Why Japanese Deregulation Won't Much Help America

Once again, expectations for the opening of Japan's markets to greater competitive forces are crashing to earth. On Mar. 31, after months of promising to unveil hundreds ef dramatic steps to deregulate an economy bound up in red tape, the Japanese government will issue its report. But already, hopes for new business opportunities are being dashed by preliminary news that nothing much is going to change.

In the runup to this purported watershed, organizations of Japanese and foreign businessmen faithfully filed reams of suggestions for how to decontrol the economy. After all, said Keidanren, Japan's loftiest business lobby and liberalization advocate, deregulation would lift Japan's economic growth by almost 1% a year. At a time when the economic recovery appears to be weakening, that would be welcome news. Consumer confidence is shaken, battered by events as disparate as the Kobe earthquake and the horrible nerve-gas bombing of Tokyo's subways.

By one count, the country has more than 11,000 rules in place to regulate business. One study says observing them costs Japanese industry and consumers from $75 billion to $110 billion a year. Because of weight limits and other rules, shipping a standard 20-foot container between Tokyo and Osaka costs $1,888, vs. $1,444 between Japan and Europe. Imported gasoline, much cheaper than domestically refined gasoline, is simply forbidden.

But the "interim reports" recently released by the government show that in the end, little will change. The U.S., the European Union, Keidanren, and other interested parties have already expressed their disappointment. Nihon Keizai Shimbun, Japan's leading economic daily, complains that the tentative proposals are strewn with vague "bureaucratese" that is bereft of real content.

No one should be surprised. First, the drafting of the deregulation plan was left to Japan's powerful bureaucrats, who have always managed to define the nation's interest purely in terms of their own. They have never shown any willingness to curb their authority and give up power to foster greater market competition, foreign imports, or consumer prosperity. The power of the bureaucrats has never been greater, given the exceptional weakness of Japanese politicians at this point in Japan's history.

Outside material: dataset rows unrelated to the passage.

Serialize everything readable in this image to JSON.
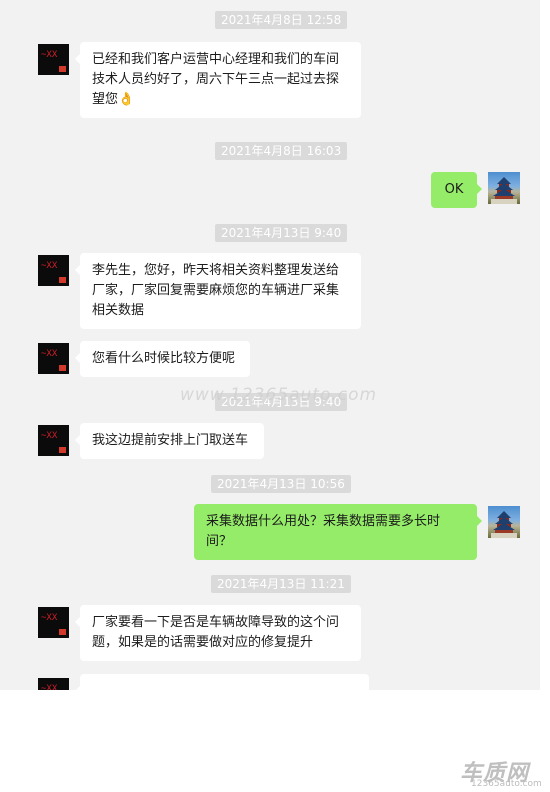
{
  "chat": {
    "timestamps": [
      "2021年4月8日 12:58",
      "2021年4月8日 16:03",
      "2021年4月13日 9:40",
      "2021年4月13日 9:40",
      "2021年4月13日 10:56",
      "2021年4月13日 11:21"
    ],
    "messages": [
      {
        "side": "left",
        "text": "已经和我们客户运营中心经理和我们的车间技术人员约好了，周六下午三点一起过去探望您",
        "emoji": "👌"
      },
      {
        "side": "right",
        "text": "OK"
      },
      {
        "side": "left",
        "text": "李先生，您好，昨天将相关资料整理发送给厂家，厂家回复需要麻烦您的车辆进厂采集相关数据"
      },
      {
        "side": "left",
        "text": "您看什么时候比较方便呢"
      },
      {
        "side": "left",
        "text": "我这边提前安排上门取送车"
      },
      {
        "side": "right",
        "text": "采集数据什么用处？采集数据需要多长时间？"
      },
      {
        "side": "left",
        "text": "厂家要看一下是否是车辆故障导致的这个问题，如果是的话需要做对应的修复提升"
      }
    ],
    "left_avatar": {
      "text": "~XX"
    },
    "right_avatar": {
      "icon": "temple-of-heaven-icon"
    }
  },
  "watermarks": {
    "middle": "www.12365auto.com",
    "logo": "车质网",
    "url": "12365auto.com"
  },
  "colors": {
    "incoming_bubble": "#ffffff",
    "outgoing_bubble": "#95ec69",
    "background": "#f2f2f2",
    "timestamp_bg": "#dadada"
  }
}
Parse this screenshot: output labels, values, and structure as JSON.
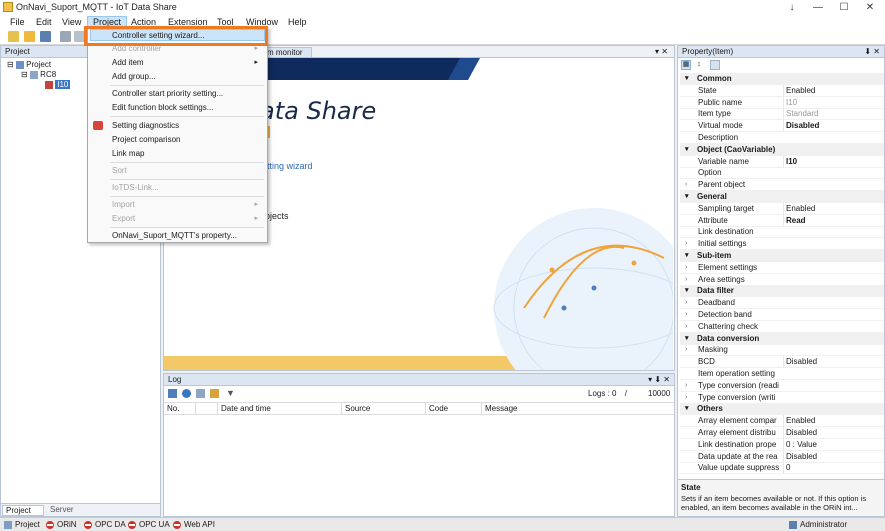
{
  "window": {
    "title": "OnNavi_Suport_MQTT - IoT Data Share",
    "pin_glyph": "↓",
    "minimize_glyph": "—",
    "maximize_glyph": "☐",
    "close_glyph": "✕"
  },
  "menu": [
    "File",
    "Edit",
    "View",
    "Project",
    "Action",
    "Extension",
    "Tool",
    "Window",
    "Help"
  ],
  "project_panel": {
    "title": "Project",
    "controls": "▾ ✕",
    "tree": [
      {
        "label": "Project",
        "expander": "⊟"
      },
      {
        "label": "RC8",
        "expander": "⊟"
      },
      {
        "label": "I10",
        "expander": ""
      }
    ],
    "tabs": [
      "Project",
      "Server"
    ]
  },
  "dropdown": {
    "items": [
      {
        "label": "Controller setting wizard...",
        "disabled": false,
        "submenu": false
      },
      {
        "label": "Add controller",
        "disabled": true,
        "submenu": true
      },
      {
        "label": "Add item",
        "disabled": false,
        "submenu": true
      },
      {
        "label": "Add group...",
        "disabled": false,
        "submenu": false
      },
      {
        "label": "Controller start priority setting...",
        "disabled": false,
        "submenu": false
      },
      {
        "label": "Edit function block settings...",
        "disabled": false,
        "submenu": false
      },
      {
        "label": "Setting diagnostics",
        "disabled": false,
        "submenu": false
      },
      {
        "label": "Project comparison",
        "disabled": false,
        "submenu": false
      },
      {
        "label": "Link map",
        "disabled": false,
        "submenu": false
      },
      {
        "label": "Sort",
        "disabled": true,
        "submenu": false
      },
      {
        "label": "IoTDS-Link...",
        "disabled": true,
        "submenu": false
      },
      {
        "label": "Import",
        "disabled": true,
        "submenu": true
      },
      {
        "label": "Export",
        "disabled": true,
        "submenu": true
      },
      {
        "label": "OnNavi_Suport_MQTT's property...",
        "disabled": false,
        "submenu": false
      }
    ],
    "arrow": "▸"
  },
  "center": {
    "tab_label": "m monitor",
    "tab_controls": "▾ ✕",
    "banner_title": "ata Share",
    "link_wizard": "etting wizard",
    "link_projects": "rojects"
  },
  "log": {
    "title": "Log",
    "controls": "▾ ⬇ ✕",
    "logs_label": "Logs :",
    "logs_count": "0",
    "slash": "/",
    "logs_max": "10000",
    "columns": [
      "No.",
      "",
      "Date and time",
      "Source",
      "Code",
      "Message"
    ]
  },
  "property": {
    "title": "Property(Item)",
    "controls": "⬇ ✕",
    "rows": [
      {
        "t": "cat",
        "name": "Common"
      },
      {
        "t": "row",
        "name": "State",
        "value": "Enabled",
        "style": ""
      },
      {
        "t": "row",
        "name": "Public name",
        "value": "I10",
        "style": "gray"
      },
      {
        "t": "row",
        "name": "Item type",
        "value": "Standard",
        "style": "gray"
      },
      {
        "t": "row",
        "name": "Virtual mode",
        "value": "Disabled",
        "style": "bold"
      },
      {
        "t": "row",
        "name": "Description",
        "value": "",
        "style": ""
      },
      {
        "t": "cat",
        "name": "Object (CaoVariable)"
      },
      {
        "t": "row",
        "name": "Variable name",
        "value": "I10",
        "style": "bold"
      },
      {
        "t": "row",
        "name": "Option",
        "value": "",
        "style": ""
      },
      {
        "t": "row",
        "name": "Parent object",
        "value": "",
        "style": "",
        "expand": true
      },
      {
        "t": "cat",
        "name": "General"
      },
      {
        "t": "row",
        "name": "Sampling target",
        "value": "Enabled",
        "style": ""
      },
      {
        "t": "row",
        "name": "Attribute",
        "value": "Read",
        "style": "bold"
      },
      {
        "t": "row",
        "name": "Link destination",
        "value": "",
        "style": ""
      },
      {
        "t": "row",
        "name": "Initial settings",
        "value": "",
        "style": "",
        "expand": true
      },
      {
        "t": "cat",
        "name": "Sub-item"
      },
      {
        "t": "row",
        "name": "Element settings",
        "value": "",
        "style": "",
        "expand": true
      },
      {
        "t": "row",
        "name": "Area settings",
        "value": "",
        "style": "",
        "expand": true
      },
      {
        "t": "cat",
        "name": "Data filter"
      },
      {
        "t": "row",
        "name": "Deadband",
        "value": "",
        "style": "",
        "expand": true
      },
      {
        "t": "row",
        "name": "Detection band",
        "value": "",
        "style": "",
        "expand": true
      },
      {
        "t": "row",
        "name": "Chattering check",
        "value": "",
        "style": "",
        "expand": true
      },
      {
        "t": "cat",
        "name": "Data conversion"
      },
      {
        "t": "row",
        "name": "Masking",
        "value": "",
        "style": "",
        "expand": true
      },
      {
        "t": "row",
        "name": "BCD",
        "value": "Disabled",
        "style": ""
      },
      {
        "t": "row",
        "name": "Item operation setting",
        "value": "",
        "style": ""
      },
      {
        "t": "row",
        "name": "Type conversion (readi",
        "value": "",
        "style": "",
        "expand": true
      },
      {
        "t": "row",
        "name": "Type conversion (writi",
        "value": "",
        "style": "",
        "expand": true
      },
      {
        "t": "cat",
        "name": "Others"
      },
      {
        "t": "row",
        "name": "Array element compar",
        "value": "Enabled",
        "style": ""
      },
      {
        "t": "row",
        "name": "Array element distribu",
        "value": "Disabled",
        "style": ""
      },
      {
        "t": "row",
        "name": "Link destination prope",
        "value": "0 : Value",
        "style": ""
      },
      {
        "t": "row",
        "name": "Data update at the rea",
        "value": "Disabled",
        "style": ""
      },
      {
        "t": "row",
        "name": "Value update suppress",
        "value": "0",
        "style": ""
      }
    ],
    "desc_title": "State",
    "desc_text": "Sets if an item becomes available or not. If this option is enabled, an item becomes available in the ORiN int..."
  },
  "statusbar": {
    "items": [
      "Project",
      "ORiN",
      "OPC DA",
      "OPC UA",
      "Web API"
    ],
    "user": "Administrator"
  },
  "colors": {
    "accent_orange": "#ee7b23",
    "banner_navy": "#0f2a5c",
    "banner_gold": "#f3b338",
    "status_red": "#c9342b",
    "link_blue": "#2d6bb5"
  }
}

In fact, there is strong reason to doubt that the Japanese people really want that much deregulation. It is true that they pay lip service to the idea. But when push comes to shove, the Japanese, perhaps more than most, look toward their government for protection and succor. Thus the country's plethora of rules and regulations. There is no public opposition to Japan's safety rules that effectively require all automobile replacement parts to be Japanese and not American or European.

The brutal truth is that deregulation, when it comes, will probably be designed to enhance the competitiveness of Japanese companies as much as it helps foreign businesses. Deregulation will not be the leg up that many U.S. and European companies hope it will be. "Deregulation" already looks ready to follow the "Structural Impediments Initiative" and the "Framework" talks, becoming one more buzzword that promises much more than it delivers. Perhaps that is why many foreign investors have turned from Japan bashing to Japan passing. They have given up hope of breaking the choke hold Japan's bureaucrats have on the economy and are moving on to more attractive Asian markets in China, India, and Southeast Asia.